Extending Sequential Convex Programming for Trajectory Optimization on Lie Groups

Abstract

In this work, we address the solution of nonconvex trajectory optimization problems for control-affine systems evolving in Lie Groups. To this end, we propose an extension of Sequential Convex Programming (SCP), which is a powerful and reliable algorithmic framework for nonconvex optimization. At the core of SCP lies the linearization of all the nonconvexities of the trajectory optimization problem. Thus, since the classical linearization technique is wellposed only in the Euclidean space, all the current SCP implementations assume that the problem variables belong to the Euclidean space. To overcome this restriction, we define an extension of the classical linearization technique that is well-posed for control-affine systems evolving in Lie Groups.
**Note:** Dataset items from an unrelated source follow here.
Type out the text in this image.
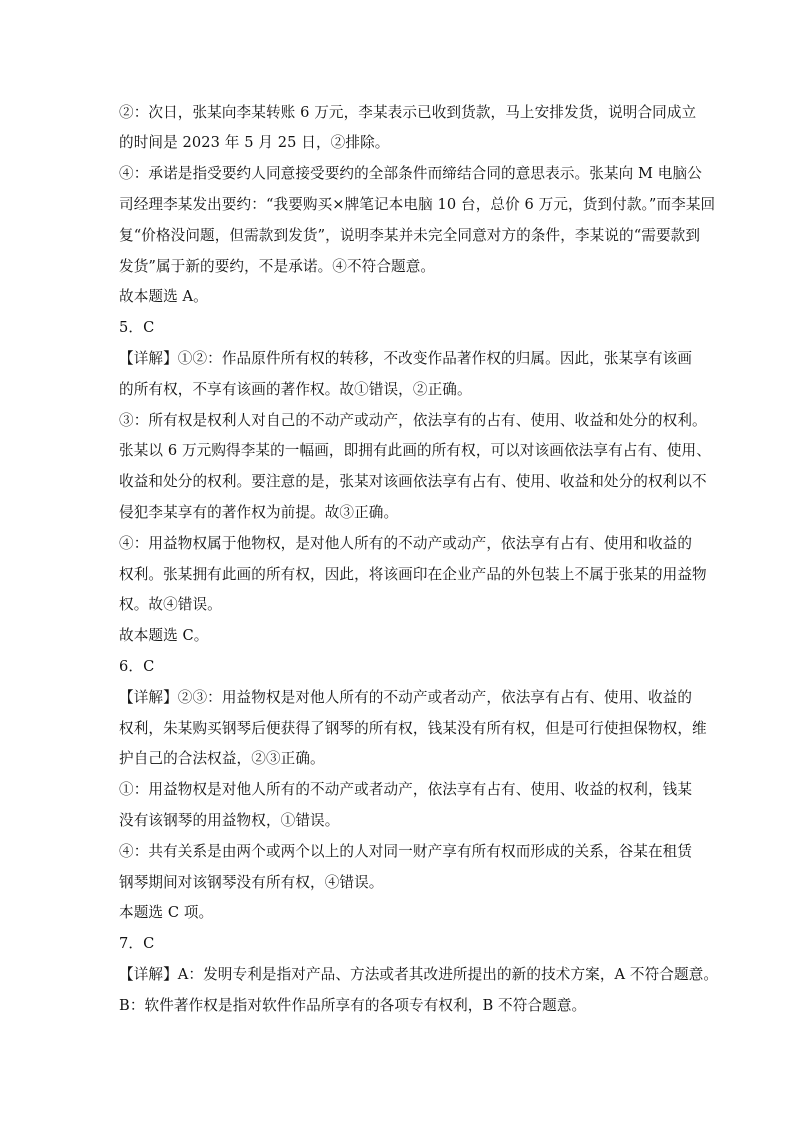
②：次日，张某向李某转账 6 万元，李某表示已收到货款，马上安排发货，说明合同成立
的时间是 2023 年 5 月 25 日，②排除。
④：承诺是指受要约人同意接受要约的全部条件而缔结合同的意思表示。张某向 M 电脑公
司经理李某发出要约：“我要购买×牌笔记本电脑 10 台，总价 6 万元，货到付款。”而李某回
复“价格没问题，但需款到发货”，说明李某并未完全同意对方的条件，李某说的“需要款到
发货”属于新的要约，不是承诺。④不符合题意。
故本题选 A。
5．C
【详解】①②：作品原件所有权的转移，不改变作品著作权的归属。因此，张某享有该画
的所有权，不享有该画的著作权。故①错误，②正确。
③：所有权是权利人对自己的不动产或动产，依法享有的占有、使用、收益和处分的权利。
张某以 6 万元购得李某的一幅画，即拥有此画的所有权，可以对该画依法享有占有、使用、
收益和处分的权利。要注意的是，张某对该画依法享有占有、使用、收益和处分的权利以不
侵犯李某享有的著作权为前提。故③正确。
④：用益物权属于他物权，是对他人所有的不动产或动产，依法享有占有、使用和收益的
权利。张某拥有此画的所有权，因此，将该画印在企业产品的外包装上不属于张某的用益物
权。故④错误。
故本题选 C。
6．C
【详解】②③：用益物权是对他人所有的不动产或者动产，依法享有占有、使用、收益的
权利，朱某购买钢琴后便获得了钢琴的所有权，钱某没有所有权，但是可行使担保物权，维
护自己的合法权益，②③正确。
①：用益物权是对他人所有的不动产或者动产，依法享有占有、使用、收益的权利，钱某
没有该钢琴的用益物权，①错误。
④：共有关系是由两个或两个以上的人对同一财产享有所有权而形成的关系，谷某在租赁
钢琴期间对该钢琴没有所有权，④错误。
本题选 C 项。
7．C
【详解】A：发明专利是指对产品、方法或者其改进所提出的新的技术方案，A 不符合题意。
B：软件著作权是指对软件作品所享有的各项专有权利，B 不符合题意。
This linearization technique is the main result of the thesis and the core of the proposed SCP extension, named LieSCP. In order to test the algorithm, we employ LieSCP to solve an optimal attitude control problem of a 6-DOF rigid body. Moreover, we carry out a Monte Carlo performance comparison between LieSCP and a benchmark solver. The latter solver is applied to an equivalent problem formulation whose variables are all in the Euclidean space. As a result, the statistics of LieSCP testify its superiority against benchmark solvers. in the solution of the considered case study and pave the way to implement LieSCP in real case scenarios.